Statistical Analyses

Statistical analyses were conducted using Stata (version 12.0; StataCorp LP, College Station, TX). Initial analysis was performed using descriptive statistics, simple comparisons through t-tests and chi-square tests, and unadjusted Kaplan Meier survivorship analysis. The main analysis then used the time-dependent Cox proportional hazards model to identify risk factors for first fracture. Univariate analysis was performed first, followed by investigation of interactions and multivariable analysis. Interactions were examined by testing for the significance of 2 and 3-way interaction terms involving the risk factors identified as significant in the univariate analysis. As measurements and fracture information were obtained annually, the data were easily formatted for a time-dependent Cox proportional hazards survivorship analysis.
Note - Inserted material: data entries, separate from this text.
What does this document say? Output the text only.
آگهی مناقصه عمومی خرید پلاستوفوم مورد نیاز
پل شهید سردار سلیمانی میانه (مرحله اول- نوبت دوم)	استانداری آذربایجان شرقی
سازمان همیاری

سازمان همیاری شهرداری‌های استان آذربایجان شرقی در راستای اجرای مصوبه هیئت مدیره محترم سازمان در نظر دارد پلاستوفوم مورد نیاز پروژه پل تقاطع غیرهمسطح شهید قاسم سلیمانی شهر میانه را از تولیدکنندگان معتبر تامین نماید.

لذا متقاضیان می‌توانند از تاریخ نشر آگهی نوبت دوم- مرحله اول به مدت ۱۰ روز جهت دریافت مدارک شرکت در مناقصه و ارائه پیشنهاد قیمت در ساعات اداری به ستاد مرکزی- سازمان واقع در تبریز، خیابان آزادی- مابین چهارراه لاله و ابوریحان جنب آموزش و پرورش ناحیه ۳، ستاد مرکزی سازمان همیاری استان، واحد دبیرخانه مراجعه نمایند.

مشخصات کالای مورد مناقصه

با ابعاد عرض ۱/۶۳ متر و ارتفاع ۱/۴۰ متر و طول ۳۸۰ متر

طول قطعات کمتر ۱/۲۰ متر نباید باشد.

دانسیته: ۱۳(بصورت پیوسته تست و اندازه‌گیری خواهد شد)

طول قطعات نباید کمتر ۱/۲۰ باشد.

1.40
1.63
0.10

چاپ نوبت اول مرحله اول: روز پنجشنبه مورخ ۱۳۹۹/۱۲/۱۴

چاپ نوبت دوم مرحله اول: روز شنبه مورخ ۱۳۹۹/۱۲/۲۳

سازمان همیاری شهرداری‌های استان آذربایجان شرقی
Risk factors from the visit prior to fracture were examined, including sex, race/ethnicity, chronological age, skeletal age, sexual maturation, Z-scores for height, weight, and BMI, body fat percentage, days per week participating in organized sports or dance, hours per week watching television (TV), using a computer, or playing video games, calcium intake, and DXA Z-scores for bone mineral content (BMC) and bone mineral density (BMD) of the whole body less head (WB), anterior-posterior (AP) spine, hip total, hip neck, and 1/3 forearm. Chronological and skeletal ages were examined as squared terms because fracture rates increase through early adolescence and decrease thereafter; they were also examined using age groups (<10 years, ≥10 years and <15 years, ≥15 years) following the study of Khosla et al (13). Hazard ratios (HR) for prospectively reported fractures were examined, along with 95% confidence intervals for the HRs.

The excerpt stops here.